It's amazing how terrible words are for imbuing your thoughts into a medium.
Communication is a chain of conversions represented by the following graph

1. Idea
2. mapping of idea to a concept
3. concept to word mapping (C2W)
4. Words spoken -> Transmission of sounds through medium -> words received
5. Word to concept mapping (W2C)
6. mapping of concept to an idea
7. Idea

I use the word concept here to represent an analogy or any sort of visual
or common phenomena that a person might experience themselves.

Any item in this list can go awry during communication. Even if you have
items 1-4 down pat, it is completely in the receiver's end to interpret
and formulate correctly.

To combat miscommunication you need to have a good idea of the mapping
function in step 6. You want to be able to interpolate given their
output at step 4 what happened to them in step 6. It really is a messy
and imprecise process.

There's even a hidden step in here which represents the Brains willingness
to engage or its attention.

You might hear someone say something and the sequence reaches all the way to
step seven, and your brain will just not engage.

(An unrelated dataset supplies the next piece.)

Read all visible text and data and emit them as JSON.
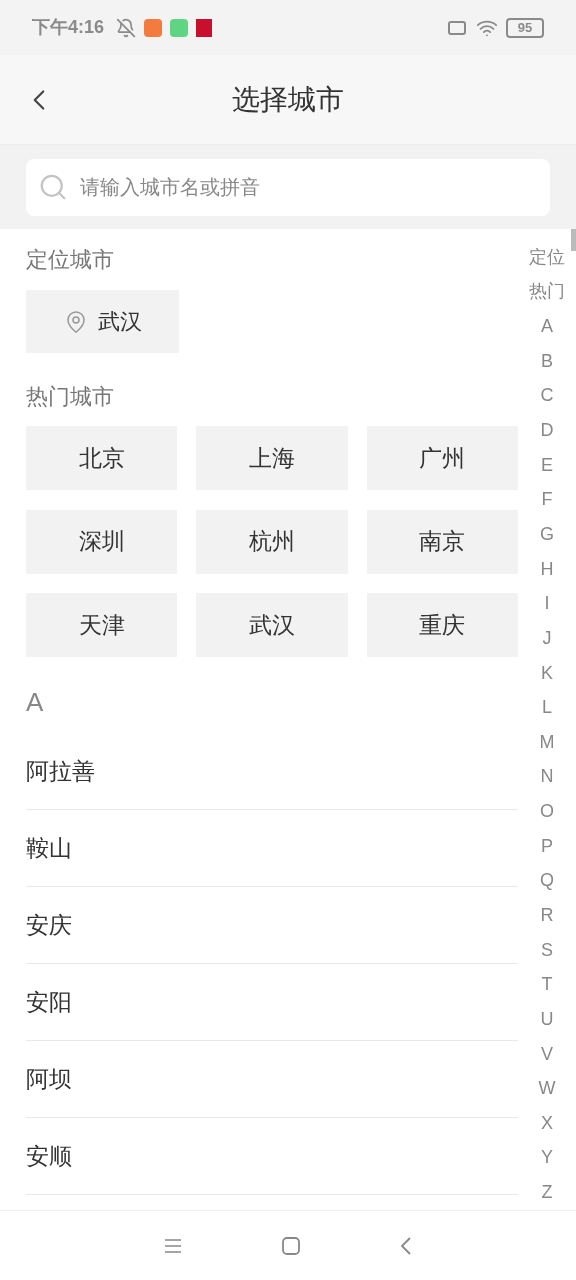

Like it came down the
conveyor belt and your brain refused to pick it up.




You are trying to stimulate the audience's brain so that in their complex neural
net they have a similar understanding of the idea you are trying to convey.
And this isn't necessarily the same in your brain as it is theirs, as they might
select the wrong reverse map (even if they have the correct mappings in their head)
The mapping of thought over the physical matter will be different.
You want them to be as similar as possible.